Autoreactive T cells can mediate beta cell death through either cell contact-dependent mechanisms. Contact-dependent beta cell death can be incited by molecules including granzyme B and perforin from CD8 T cells and FasLigand from CD4 T cells which promote signaling pathways within beta cells that lead to beta cell death. T cells can also promote beta cell death through contact-independent mechanisms by secreting beta cell-toxic chemicals called cytokines. Two cytokines in particular IFN-γ and TNF-α have been shown to promote beta cell death. These cytokines are known to be relevant in mouse models of T1D and promote beta cell death in test tube experiments (in vitro). Today’s highlight paper demonstrated that T cells associated with diabetes onset in the mouse model used express both of these beta cell-toxic cytokines, along with IL-21 (which promotes germinal center reactions and is expressed by TFH cells). These cells do not express markers of regulatory T cells (described in our post about Jeff Bluestone’s work) or IL-17 (which is characteristic of T cells that are important in autoimmune arthritis and in clearance of fungal infections). See figure 3 of the paper for the visualization of these differences. Overall, these results suggest that diabetes-causing CD4+ T cells in mouse models may be TFH cells, not Th1 (IFN-γ and TNF-α only) or Th17 (IL-17 and other cytokines). An important follow-up experiment performed was that enriching T cells for cell-surface molecules expressed by TFH cells made transfer of diabetes from diseased to non-diseased mice more efficient (figure 4). These results are important because TFH cells play roles early in the generation of an immune response, polarizing both B cells and T cells to be autoreactive, and therefore represent an early target to therapeutically inhibit or deplete in clinical attempts to stop or reverse T1D. If the germinal center reaction could be prevented, perhaps T1D could be prevented in susceptible individuals.
Importantly, the researchers then extended these experiments to human samples to see if TFH cells play an important role in the human disease. In figure 5, researchers quantified gene expression levels on memory T cells (defined by cell surface markers) – but not specifically on autoreactive T cells – to demonstrate a general enrichment for TFH phenotype among CD4+ memory T cells in the blood of patients with T1D compared to controls. This result is key because it demonstrates a broad phenotype among memory T cells in patients with an autoimmune disease and supports the mouse data (figures 3 and 4) that a tendency toward developing TFH responses – an “inappropriately over-active” T cell response in general – may promote development of autoimmune conditions. In the case of T1D, one might surmise that HLA associations may play a role in determining what peptides those potentially autoreactive T cells are exposed to, and have the potential to react against, during the germinal center reaction.

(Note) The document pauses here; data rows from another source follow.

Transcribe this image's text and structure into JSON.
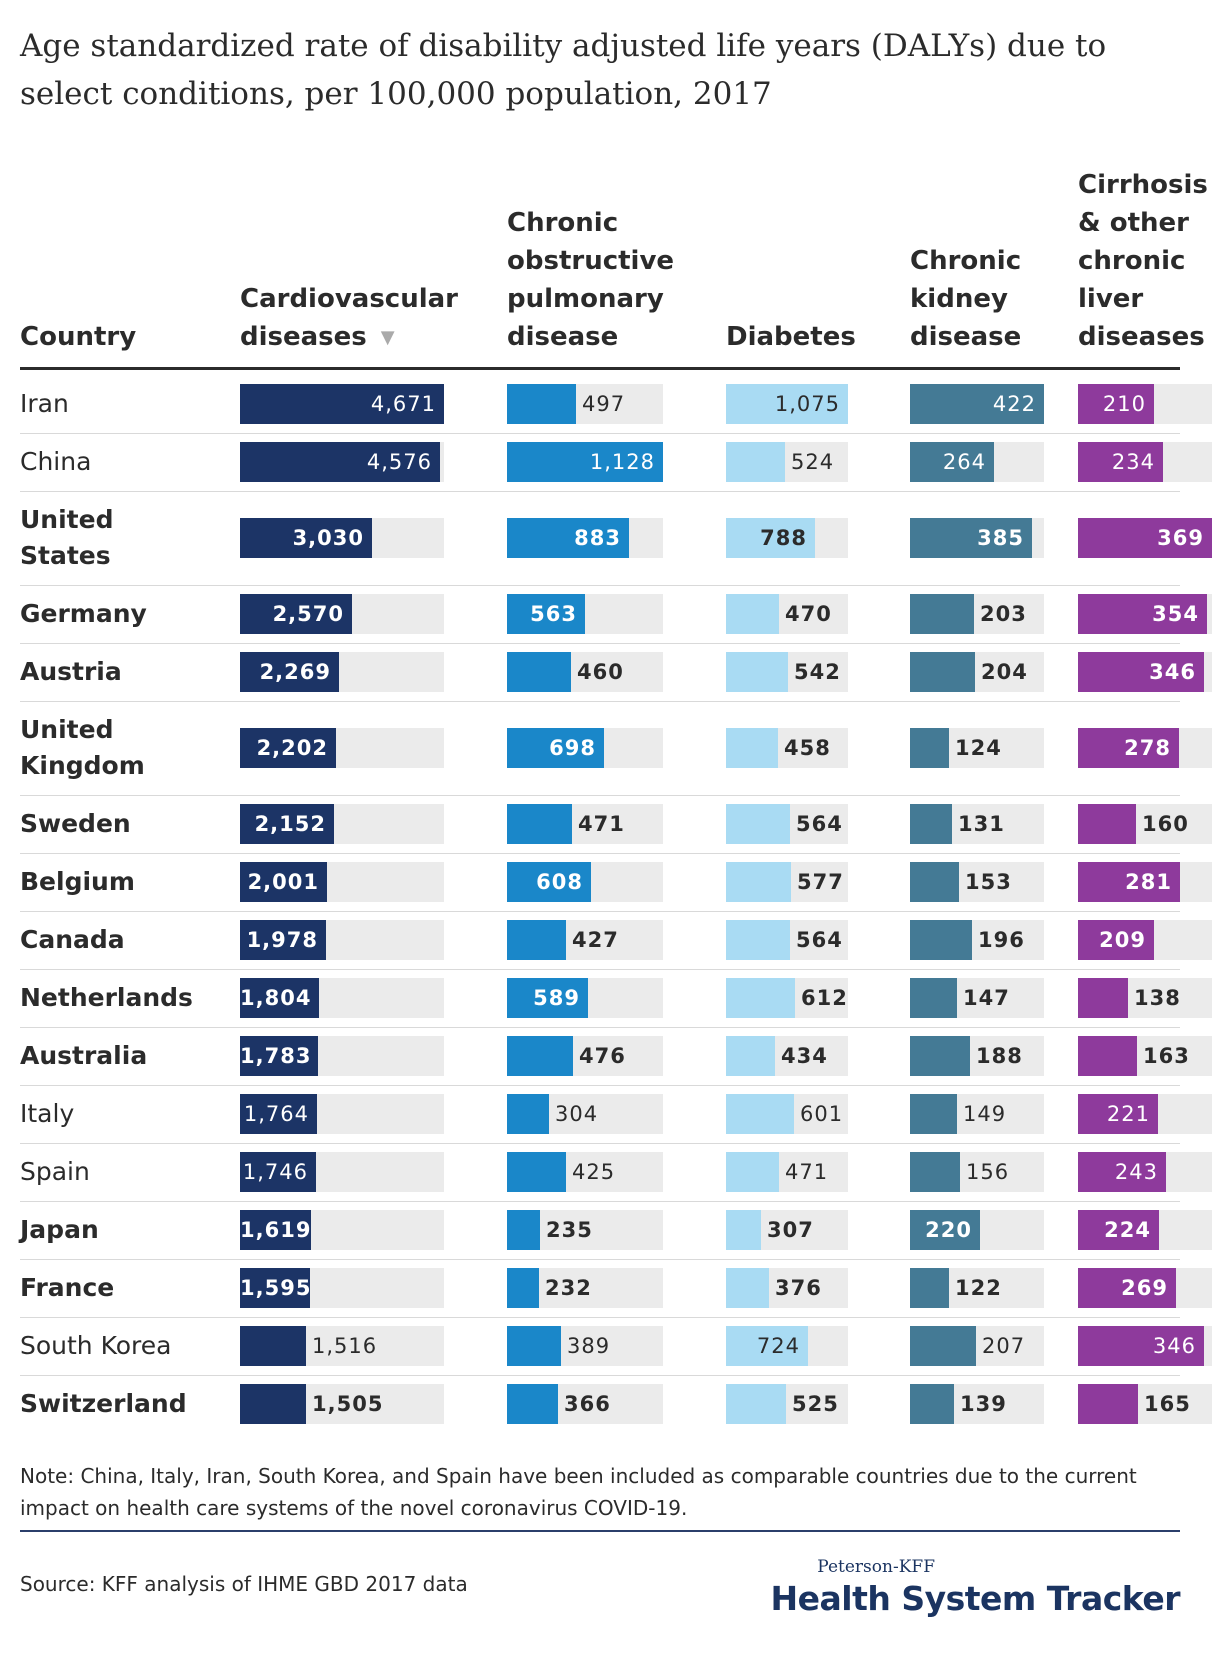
{
  "title": "Age standardized rate of disability adjusted life years (DALYs) due to select conditions, per 100,000 population, 2017",
  "headers": {
    "country": [
      "Country"
    ],
    "cardio": [
      "Cardiovascular",
      "diseases"
    ],
    "copd": [
      "Chronic",
      "obstructive",
      "pulmonary",
      "disease"
    ],
    "diabetes": [
      "Diabetes"
    ],
    "kidney": [
      "Chronic",
      "kidney",
      "disease"
    ],
    "liver": [
      "Cirrhosis",
      "& other",
      "chronic",
      "liver",
      "diseases"
    ]
  },
  "sort_icon": "sort-down-triangle-icon",
  "colors": {
    "cardio": "#1c3466",
    "copd": "#1a87c9",
    "diabetes": "#a9dbf3",
    "kidney": "#447a95",
    "liver": "#8e3a9c",
    "track": "#ebebeb"
  },
  "chart_data": {
    "type": "table",
    "columns": [
      "Cardiovascular diseases",
      "Chronic obstructive pulmonary disease",
      "Diabetes",
      "Chronic kidney disease",
      "Cirrhosis & other chronic liver diseases"
    ],
    "rows": [
      {
        "country": "Iran",
        "bold": false,
        "values": [
          4671,
          497,
          1075,
          422,
          210
        ],
        "labels": [
          "4,671",
          "497",
          "1,075",
          "422",
          "210"
        ]
      },
      {
        "country": "China",
        "bold": false,
        "values": [
          4576,
          1128,
          524,
          264,
          234
        ],
        "labels": [
          "4,576",
          "1,128",
          "524",
          "264",
          "234"
        ]
      },
      {
        "country": "United States",
        "bold": true,
        "values": [
          3030,
          883,
          788,
          385,
          369
        ],
        "labels": [
          "3,030",
          "883",
          "788",
          "385",
          "369"
        ]
      },
      {
        "country": "Germany",
        "bold": true,
        "values": [
          2570,
          563,
          470,
          203,
          354
        ],
        "labels": [
          "2,570",
          "563",
          "470",
          "203",
          "354"
        ]
      },
      {
        "country": "Austria",
        "bold": true,
        "values": [
          2269,
          460,
          542,
          204,
          346
        ],
        "labels": [
          "2,269",
          "460",
          "542",
          "204",
          "346"
        ]
      },
      {
        "country": "United Kingdom",
        "bold": true,
        "values": [
          2202,
          698,
          458,
          124,
          278
        ],
        "labels": [
          "2,202",
          "698",
          "458",
          "124",
          "278"
        ]
      },
      {
        "country": "Sweden",
        "bold": true,
        "values": [
          2152,
          471,
          564,
          131,
          160
        ],
        "labels": [
          "2,152",
          "471",
          "564",
          "131",
          "160"
        ]
      },
      {
        "country": "Belgium",
        "bold": true,
        "values": [
          2001,
          608,
          577,
          153,
          281
        ],
        "labels": [
          "2,001",
          "608",
          "577",
          "153",
          "281"
        ]
      },
      {
        "country": "Canada",
        "bold": true,
        "values": [
          1978,
          427,
          564,
          196,
          209
        ],
        "labels": [
          "1,978",
          "427",
          "564",
          "196",
          "209"
        ]
      },
      {
        "country": "Netherlands",
        "bold": true,
        "values": [
          1804,
          589,
          612,
          147,
          138
        ],
        "labels": [
          "1,804",
          "589",
          "612",
          "147",
          "138"
        ]
      },
      {
        "country": "Australia",
        "bold": true,
        "values": [
          1783,
          476,
          434,
          188,
          163
        ],
        "labels": [
          "1,783",
          "476",
          "434",
          "188",
          "163"
        ]
      },
      {
        "country": "Italy",
        "bold": false,
        "values": [
          1764,
          304,
          601,
          149,
          221
        ],
        "labels": [
          "1,764",
          "304",
          "601",
          "149",
          "221"
        ]
      },
      {
        "country": "Spain",
        "bold": false,
        "values": [
          1746,
          425,
          471,
          156,
          243
        ],
        "labels": [
          "1,746",
          "425",
          "471",
          "156",
          "243"
        ]
      },
      {
        "country": "Japan",
        "bold": true,
        "values": [
          1619,
          235,
          307,
          220,
          224
        ],
        "labels": [
          "1,619",
          "235",
          "307",
          "220",
          "224"
        ]
      },
      {
        "country": "France",
        "bold": true,
        "values": [
          1595,
          232,
          376,
          122,
          269
        ],
        "labels": [
          "1,595",
          "232",
          "376",
          "122",
          "269"
        ]
      },
      {
        "country": "South Korea",
        "bold": false,
        "values": [
          1516,
          389,
          724,
          207,
          346
        ],
        "labels": [
          "1,516",
          "389",
          "724",
          "207",
          "346"
        ]
      },
      {
        "country": "Switzerland",
        "bold": true,
        "values": [
          1505,
          366,
          525,
          139,
          165
        ],
        "labels": [
          "1,505",
          "366",
          "525",
          "139",
          "165"
        ]
      }
    ],
    "column_max": [
      4671,
      1128,
      1075,
      422,
      369
    ],
    "sorted_by": "Cardiovascular diseases (descending)"
  },
  "note": "Note: China, Italy, Iran, South Korea, and Spain have been included as comparable countries due to the current impact on health care systems of the novel coronavirus COVID-19.",
  "source": "Source: KFF analysis of IHME GBD 2017 data",
  "logo": {
    "top": "Peterson-KFF",
    "main": "Health System Tracker"
  }
}
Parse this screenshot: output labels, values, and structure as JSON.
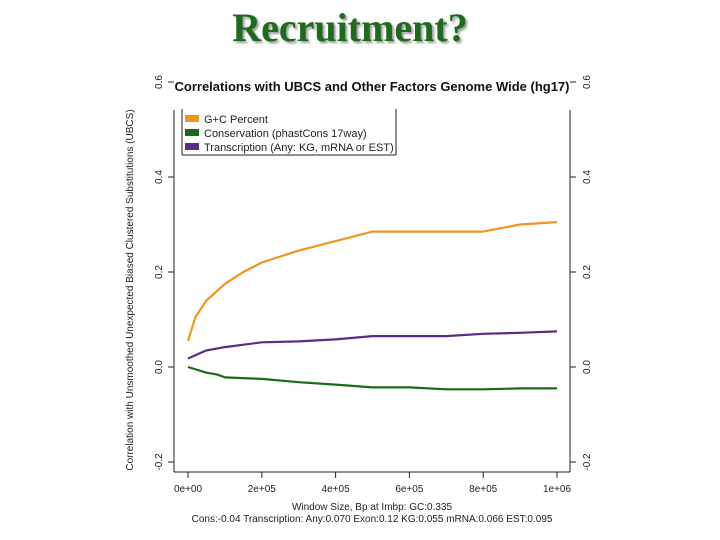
{
  "slide_title": "Recruitment?",
  "chart_data": {
    "type": "line",
    "title": "Correlations with UBCS and Other Factors Genome Wide (hg17)",
    "xlabel": "Window Size, Bp at Imbp: GC:0.335",
    "ylabel": "Correlation with Unsmoothed Unexpected Biased Clustered Substitutions (UBCS)",
    "footnote": "Cons:-0.04     Transcription: Any:0.070  Exon:0.12  KG:0.055  mRNA:0.066  EST:0.095",
    "xlim": [
      0,
      1000000
    ],
    "ylim": [
      -0.2,
      0.6
    ],
    "x_ticks": [
      0,
      200000,
      400000,
      600000,
      800000,
      1000000
    ],
    "x_tick_labels": [
      "0e+00",
      "2e+05",
      "4e+05",
      "6e+05",
      "8e+05",
      "1e+06"
    ],
    "y_ticks": [
      -0.2,
      0.0,
      0.2,
      0.4,
      0.6
    ],
    "y_tick_labels": [
      "-0.2",
      "0.0",
      "0.2",
      "0.4",
      "0.6"
    ],
    "legend_position": "top-left",
    "grid": false,
    "series": [
      {
        "name": "G+C Percent",
        "color": "#f0961e",
        "x": [
          0,
          20000,
          50000,
          100000,
          150000,
          200000,
          300000,
          400000,
          500000,
          600000,
          700000,
          800000,
          900000,
          1000000
        ],
        "y": [
          0.055,
          0.105,
          0.14,
          0.175,
          0.2,
          0.22,
          0.245,
          0.265,
          0.285,
          0.285,
          0.285,
          0.285,
          0.3,
          0.305
        ]
      },
      {
        "name": "Conservation (phastCons 17way)",
        "color": "#1a6b1a",
        "x": [
          0,
          50000,
          80000,
          100000,
          200000,
          300000,
          400000,
          500000,
          600000,
          700000,
          800000,
          900000,
          1000000
        ],
        "y": [
          0.0,
          -0.012,
          -0.016,
          -0.022,
          -0.025,
          -0.032,
          -0.037,
          -0.043,
          -0.043,
          -0.047,
          -0.047,
          -0.045,
          -0.045
        ]
      },
      {
        "name": "Transcription (Any: KG, mRNA or EST)",
        "color": "#5a2d82",
        "x": [
          0,
          50000,
          100000,
          200000,
          300000,
          400000,
          500000,
          600000,
          700000,
          800000,
          900000,
          1000000
        ],
        "y": [
          0.018,
          0.035,
          0.042,
          0.052,
          0.054,
          0.058,
          0.065,
          0.065,
          0.065,
          0.07,
          0.072,
          0.075
        ]
      }
    ]
  }
}
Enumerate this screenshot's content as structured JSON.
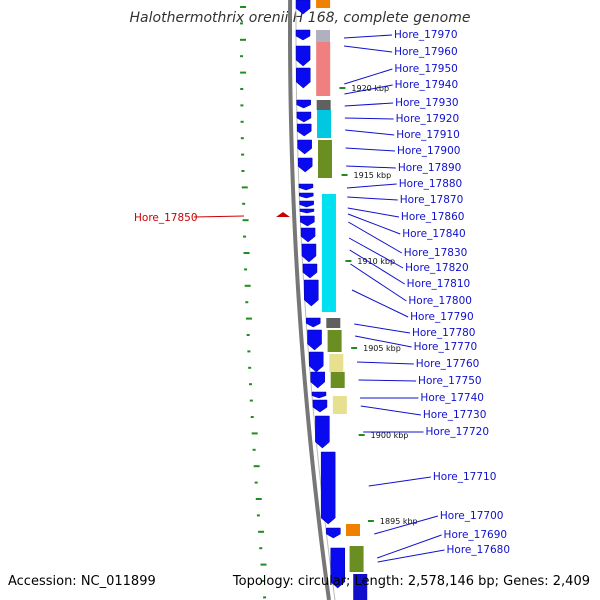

In light of these results, studies to (1) find, and (2) remove or inhibit autoreactive T cells and B cells as they accumulate would be key to prevent development of clinical disease. A third option would be to inhibit the general polarization toward TFH phenotype among memory T cells. In my opinion, addressing the phenotype – determining what host genetic and environment factors create the tendency toward too aggressive TFH cell development – would be an even more beneficial, but much more difficult, clinical approach. In practical terms, it has not yet been demonstrated that memory CD4+ TFH cells in human patients are the actual disease-associated autoreactive T cells. This must be shown before depletion studies focused on TFH cells can be considered.